Para garantir a continuidade do serviço, a Secretaria da Administração (Saeb) providenciou um processo seletivo, com contratação emergencial, para preenchimento provisório de 501 postos de trabalho na Secretaria da Saúde (Sesab).
A não renovação do contrato com a Ascop é a primeira das ações do grupo de trabalho criado na quarta-feira (12), a partir da publicação de uma portaria conjunta entre a Saeb e a Procuradoria Geral do Estado (PGE), para analisar os contratos de serviços terceirizados vigentes no Estado.
Foram convocadas para a seleção de contrato emergencial 23 empresas que estão com os dados atualizados no Cadastro de Fornecedores da Secretaria da Administração, sendo que 17 apresentaram propostas de preço para o serviço.
A vencedora foi a Sena Segurança Inteligente, organização com sede em Pernambuco e filial na Bahia, que apresentou proposta de R$ 1.310.032,96 mensais. O mesmo serviço vinha custando R$ 1,58 milhão e a substituição temporária vai gerar uma economia de cerca de 17% mensais aos cofres públicos, ou seja, R$ 270 mil em cada mês de vigência do contrato provisório.
O serviço emergencial será contratado pelo prazo máximo de 180 dias. A Saeb já trabalha na elaboração de edital de licitação para suprir essa demanda específica, que tem previsão de divulgação para janeiro.
Economia com novas regras
As ações de revisão dos contratos vigentes têm como principal finalidade primordial ampliar os benefícios já alcançados com as últimas licitações realizadas nos setores de vigilância, limpeza e serviços administrativos, que vêm alcançando valores mais vantajosos aos cofres estaduais a partir da introdução das novas regras de licitação instituídas pelo Decreto Estadual 10.545/07.

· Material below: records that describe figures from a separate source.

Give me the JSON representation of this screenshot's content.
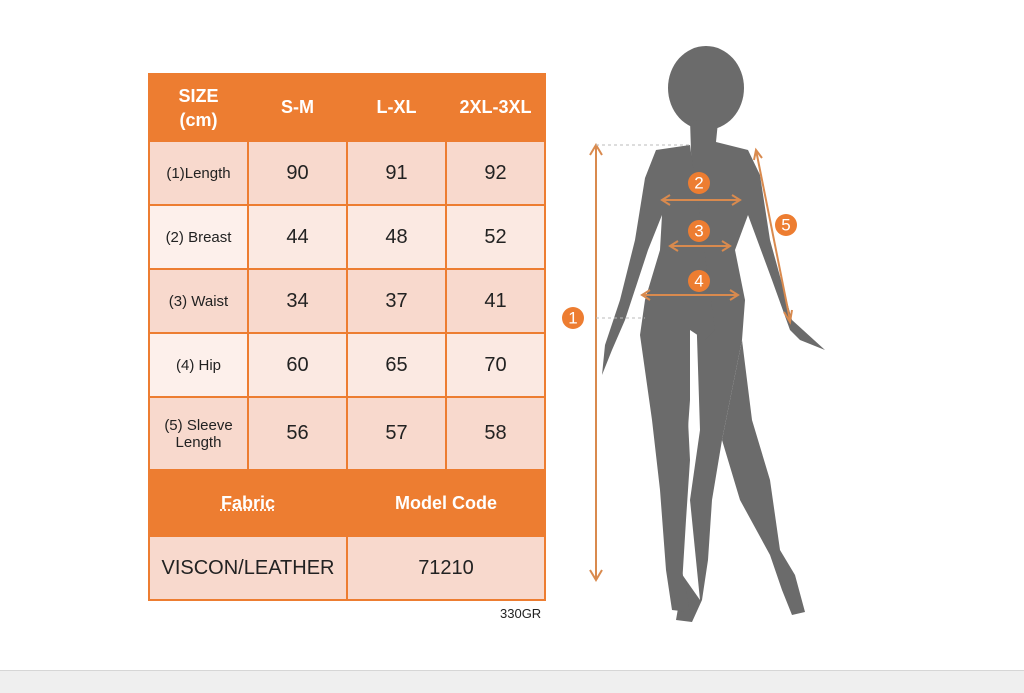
{
  "table": {
    "header": [
      "SIZE (cm)",
      "S-M",
      "L-XL",
      "2XL-3XL"
    ],
    "rows": [
      [
        "(1)Length",
        90,
        91,
        92
      ],
      [
        "(2) Breast",
        44,
        48,
        52
      ],
      [
        "(3) Waist",
        34,
        37,
        41
      ],
      [
        "(4) Hip",
        60,
        65,
        70
      ],
      [
        "(5) Sleeve Length",
        56,
        57,
        58
      ]
    ],
    "footer_header": [
      "Fabric",
      "Model Code"
    ],
    "footer_values": [
      "VISCON/LEATHER",
      "71210"
    ]
  },
  "note": "330GR",
  "figure": {
    "markers": [
      "1",
      "2",
      "3",
      "4",
      "5"
    ]
  }
}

O decreto estabelece critérios como o fim da antiga prática de exclusão de licitantes cujos preços eram considerados inexeqüíveis por estarem abaixo de um preço mínimo referencial estimado pela administração, além da utilização preferencial do método de pregão eletrônico, que confere maior amplitude, celeridade e transparência à licitação.